Areas of Research in Multi Agent Reinforcement Learning
Properties of MARL systems that are key to their modeling and depending on these properties we might be branching into specific particularities of areas of research.
2 min readOct 4, 2022
MARL addresses the sequential decision-making problem of multiple autonomous agents that operate in a common environment, each of which aims to optimize its own longterm return by interacting with the environment and other agents.
This blog post assumes you are familiar with questions like. What is RL ? What is Multi Agent RL ? What further this blog post tries to explain the categorization of MARL algorithms.
Training (Control of training and execution)
- Centralized
A central unit takes the decision for each agent in each time step. Policies are updated based on exchange of information during training. - Decentralized
Agents make a decision for themselves.
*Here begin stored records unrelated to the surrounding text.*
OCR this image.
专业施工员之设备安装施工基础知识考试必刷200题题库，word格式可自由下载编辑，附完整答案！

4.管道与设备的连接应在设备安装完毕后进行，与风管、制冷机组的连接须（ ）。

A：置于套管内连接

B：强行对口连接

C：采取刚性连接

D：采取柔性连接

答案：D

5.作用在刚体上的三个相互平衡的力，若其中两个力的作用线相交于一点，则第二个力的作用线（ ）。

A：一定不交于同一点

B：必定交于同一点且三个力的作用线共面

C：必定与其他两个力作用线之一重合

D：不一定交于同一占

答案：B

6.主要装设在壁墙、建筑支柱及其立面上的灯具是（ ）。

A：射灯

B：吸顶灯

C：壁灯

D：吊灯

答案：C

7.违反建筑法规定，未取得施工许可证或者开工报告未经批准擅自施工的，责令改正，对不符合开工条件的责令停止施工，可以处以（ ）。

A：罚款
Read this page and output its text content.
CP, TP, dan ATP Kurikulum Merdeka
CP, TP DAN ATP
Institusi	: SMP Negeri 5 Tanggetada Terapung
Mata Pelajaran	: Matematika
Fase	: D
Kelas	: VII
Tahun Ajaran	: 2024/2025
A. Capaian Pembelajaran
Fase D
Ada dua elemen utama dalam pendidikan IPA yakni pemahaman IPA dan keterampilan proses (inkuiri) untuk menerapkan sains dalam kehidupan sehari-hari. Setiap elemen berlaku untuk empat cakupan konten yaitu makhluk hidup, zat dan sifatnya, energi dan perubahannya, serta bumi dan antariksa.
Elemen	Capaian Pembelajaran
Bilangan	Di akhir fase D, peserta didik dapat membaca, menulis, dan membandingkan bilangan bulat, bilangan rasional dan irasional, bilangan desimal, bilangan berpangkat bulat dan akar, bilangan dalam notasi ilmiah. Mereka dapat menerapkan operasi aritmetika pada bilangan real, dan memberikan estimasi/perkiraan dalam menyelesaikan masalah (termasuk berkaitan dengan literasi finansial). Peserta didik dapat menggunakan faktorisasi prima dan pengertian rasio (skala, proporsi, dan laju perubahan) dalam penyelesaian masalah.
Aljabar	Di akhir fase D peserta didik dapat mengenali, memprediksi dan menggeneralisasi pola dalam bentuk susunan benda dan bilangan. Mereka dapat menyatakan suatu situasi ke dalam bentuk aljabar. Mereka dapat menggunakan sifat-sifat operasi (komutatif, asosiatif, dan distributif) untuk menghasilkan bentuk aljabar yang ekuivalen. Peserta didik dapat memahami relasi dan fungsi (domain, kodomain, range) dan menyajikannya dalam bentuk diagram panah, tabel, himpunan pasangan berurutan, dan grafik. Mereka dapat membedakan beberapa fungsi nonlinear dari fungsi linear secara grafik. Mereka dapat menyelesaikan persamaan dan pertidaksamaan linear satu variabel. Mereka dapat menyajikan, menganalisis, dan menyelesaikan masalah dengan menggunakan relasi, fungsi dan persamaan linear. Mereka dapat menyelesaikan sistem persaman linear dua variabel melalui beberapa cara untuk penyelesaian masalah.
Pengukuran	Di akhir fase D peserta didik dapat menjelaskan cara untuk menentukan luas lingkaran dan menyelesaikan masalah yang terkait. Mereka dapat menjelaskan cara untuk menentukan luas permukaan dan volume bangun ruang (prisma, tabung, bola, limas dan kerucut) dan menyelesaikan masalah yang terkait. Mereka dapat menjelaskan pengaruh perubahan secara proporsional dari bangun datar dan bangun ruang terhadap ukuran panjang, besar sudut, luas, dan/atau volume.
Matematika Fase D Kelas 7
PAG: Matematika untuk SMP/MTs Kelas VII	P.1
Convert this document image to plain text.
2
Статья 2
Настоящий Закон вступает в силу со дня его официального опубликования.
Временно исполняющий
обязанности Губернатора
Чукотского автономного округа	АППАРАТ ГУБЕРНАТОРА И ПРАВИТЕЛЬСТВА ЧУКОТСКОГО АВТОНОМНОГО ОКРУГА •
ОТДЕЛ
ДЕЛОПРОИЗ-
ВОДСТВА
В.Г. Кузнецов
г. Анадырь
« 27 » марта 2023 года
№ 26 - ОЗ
Each agent performs updates on its own and develops an individual policy without utilizing foreign information.
INFORMATION AVAILABLE (What the agents have about other agents)
- Independent Learner
Ignore other’s existence. No rewards & actions info from other’s. - Joint-Action Learner
Observe actions from other’s a-posteriori.
ENVIRONMENT (Conditions of the environment)
- Fully observable
The agents are able to access the whole information and the sensory information. - Partially observable
The agent is only able to observe its local information.
REWARD STRUCTURE (System Behaviour)
- Cooperative
Same reward to all agents. They cooperate to achieve a common goal and avoid individual failure. - Competitive
Sumatory of reward is equal to zero. The agents compete against each other maximizing their own reward and minimizing others.